Building modules with experts in those modules is a great idea. My personal feeling is that as long as each module has a way to connect, a network will naturally emerge. And by naturally, I mean that various people (in this case aggregators like MS) will seize the day and build it.
This is an interesting meeting and echoes a significant consideration that comes with sharing confidential data. Hospitals and their related practices already have an in-house connection to their labs. However private physicians, particularly in small practices, do not have any attachment in the sense of creating lab data. It then becomes troublesome to be responsible for it. Corroboration at a patient interaction is an important activity but once the patient wishes a copy or an involved provider is involved it seems more appropriate to retrieve that data from its source. It should be a general understanding that only the creators of the data should have responsibility for its accuracy. Patients have access to records of their providers that were specifically created by them. If it came from elsewhere they should obtain it from there. If any lab data was given out in my office it was a copy of the report I received.
The major obstacle in this endeavor to have an exchange is formalizing responsibility and the approach to access. This should be finalized first before putting in systems that have too broad a reach. In downloading lab from the hospital into our EMR it was eyeopening how many nuances, double numbering, and errors existed.
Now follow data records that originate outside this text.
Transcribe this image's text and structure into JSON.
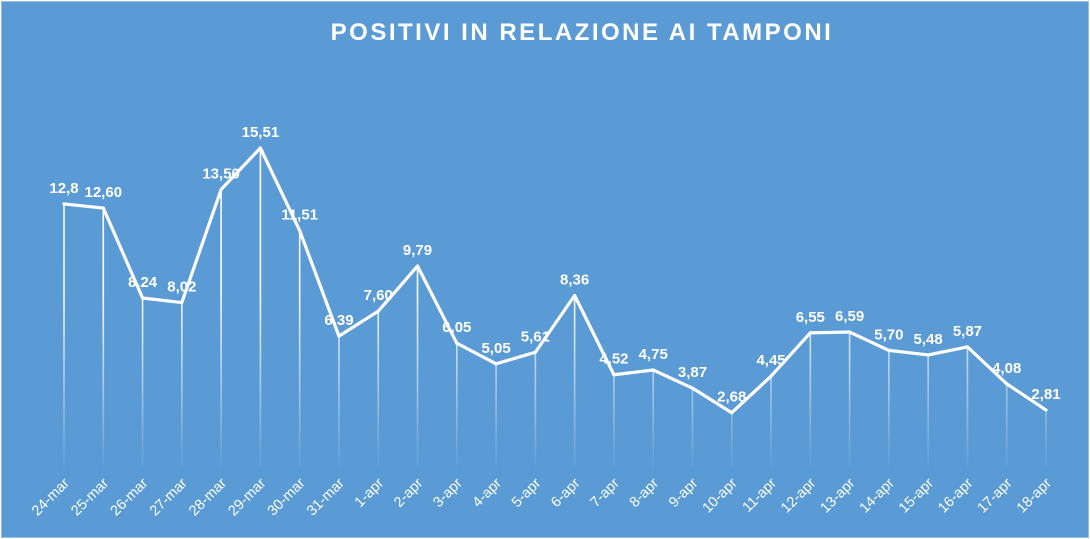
{
  "chart_data": {
    "type": "line",
    "title": "POSITIVI IN RELAZIONE AI TAMPONI",
    "categories": [
      "24-mar",
      "25-mar",
      "26-mar",
      "27-mar",
      "28-mar",
      "29-mar",
      "30-mar",
      "31-mar",
      "1-apr",
      "2-apr",
      "3-apr",
      "4-apr",
      "5-apr",
      "6-apr",
      "7-apr",
      "8-apr",
      "9-apr",
      "10-apr",
      "11-apr",
      "12-apr",
      "13-apr",
      "14-apr",
      "15-apr",
      "16-apr",
      "17-apr",
      "18-apr"
    ],
    "values": [
      12.8,
      12.6,
      8.24,
      8.02,
      13.5,
      15.51,
      11.51,
      6.39,
      7.6,
      9.79,
      6.05,
      5.05,
      5.61,
      8.36,
      4.52,
      4.75,
      3.87,
      2.68,
      4.45,
      6.55,
      6.59,
      5.7,
      5.48,
      5.87,
      4.08,
      2.81
    ],
    "data_labels": [
      "12,8",
      "12,60",
      "8,24",
      "8,02",
      "13,50",
      "15,51",
      "11,51",
      "6,39",
      "7,60",
      "9,79",
      "6,05",
      "5,05",
      "5,61",
      "8,36",
      "4,52",
      "4,75",
      "3,87",
      "2,68",
      "4,45",
      "6,55",
      "6,59",
      "5,70",
      "5,48",
      "5,87",
      "4,08",
      "2,81"
    ],
    "xlabel": "",
    "ylabel": "",
    "ylim": [
      0,
      17
    ],
    "grid": false,
    "legend": "none",
    "drop_lines": true,
    "colors": {
      "background": "#5b9bd5",
      "line": "#ffffff",
      "text": "#ffffff"
    }
  }
}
To enter data into the EMR proper matching was done with some manual but not cumbersome oversight. It took about 10 minutes to do this each day but it was well worth it and quite frankly embellished my education on this subject.
I suggest "process" certification rather than "project". By definition, a project has a defined beginning and end, whereas a "process" is ongoing.
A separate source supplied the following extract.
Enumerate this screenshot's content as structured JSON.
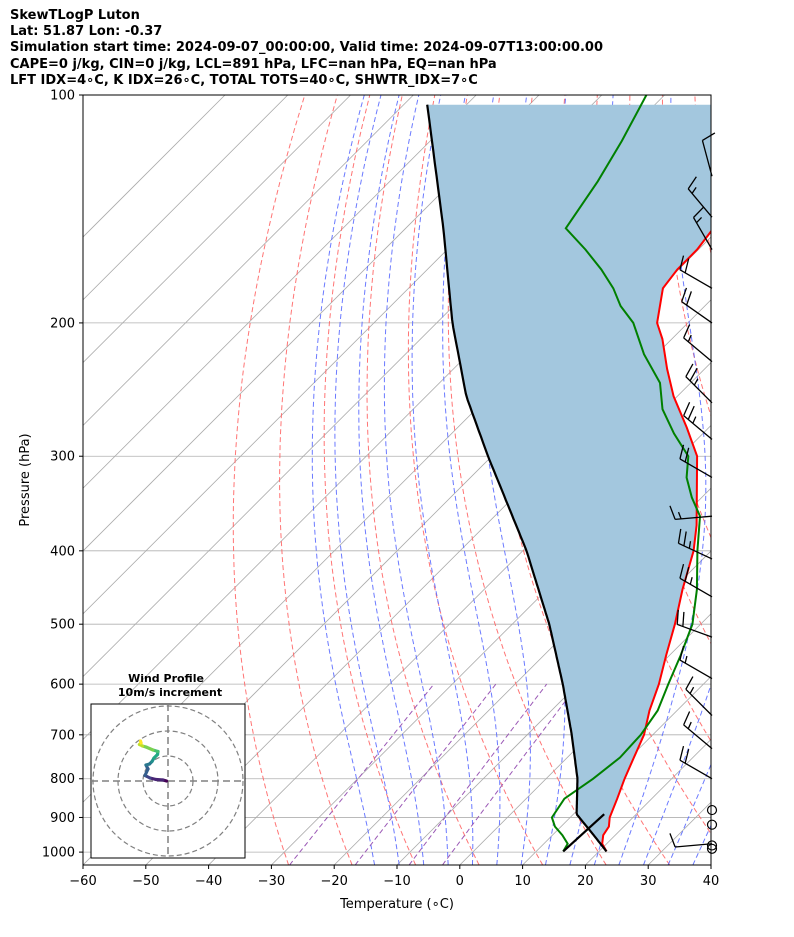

Thank you for raising the relationship between federated clinical apps and innovation.
Real world deployment of federated components like the ones you mention typically requires user authentication and patient identification. These core functions must be federation-enabled themselves in order for the innovation barrier to be low enough to allow physicians and patients to try new services as they become available.
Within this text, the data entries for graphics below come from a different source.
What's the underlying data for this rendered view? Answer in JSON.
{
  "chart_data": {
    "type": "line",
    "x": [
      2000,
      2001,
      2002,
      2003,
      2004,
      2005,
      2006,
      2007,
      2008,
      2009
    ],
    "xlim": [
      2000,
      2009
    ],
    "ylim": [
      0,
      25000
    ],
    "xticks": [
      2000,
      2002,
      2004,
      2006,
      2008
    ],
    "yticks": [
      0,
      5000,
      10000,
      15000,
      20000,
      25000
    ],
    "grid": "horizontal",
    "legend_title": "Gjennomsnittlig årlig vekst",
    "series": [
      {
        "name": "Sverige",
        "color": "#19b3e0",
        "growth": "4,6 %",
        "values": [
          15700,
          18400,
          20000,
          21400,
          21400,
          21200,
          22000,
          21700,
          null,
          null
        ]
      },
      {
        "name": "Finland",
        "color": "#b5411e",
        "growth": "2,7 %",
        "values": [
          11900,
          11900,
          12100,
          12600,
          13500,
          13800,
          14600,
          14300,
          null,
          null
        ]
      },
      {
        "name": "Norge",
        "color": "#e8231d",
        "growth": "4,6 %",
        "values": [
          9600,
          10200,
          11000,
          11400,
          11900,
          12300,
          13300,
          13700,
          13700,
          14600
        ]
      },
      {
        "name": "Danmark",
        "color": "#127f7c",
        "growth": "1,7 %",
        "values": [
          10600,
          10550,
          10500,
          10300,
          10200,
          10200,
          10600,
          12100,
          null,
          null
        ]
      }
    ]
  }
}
Federated user authentication in an enterprise setting can be as easy as supporting OpenID single sign-on for clinicians.
Federated patient identification can be achieved by allowing patients to specify a secure and trusted intermediary as their voluntary identity provider. People are already familiar with credit card numbers and checking account numbers as voluntary identifiers in online commerce and banking. Telephone providers are also in the business of managing the trust and identity of individuals and families.
The emergence of federated clinical applications will encourage these non-healthcare service providers to provide federated patient and family identity services using OpenID and secure identity card technology.
Finally, the National Health Information Network (NHIN) gives our federal government an opportunity to adopt federated voluntary identity standards including OpenID and OAuth as a way of delivering to patients their complete digital health records as mandated by HITECH / ARRA 2009.
I agree with Bernz. Meaningful use should be measured by the ablity to send and receive data based on the HITSP selected standards. Note both sending and receiving are required. For example, a testing group could send mulitple CCD's with different sets of content. A combined CCd, or one targeted for referrals, etc. could be sent back and automiatically verified. It should not matter how many systems it is stored in if it can be combined in the receiving or sending.
Take a look at Sarasota Memorial Hospital where iPhones are delivering a unified communication system to point-of-care workers.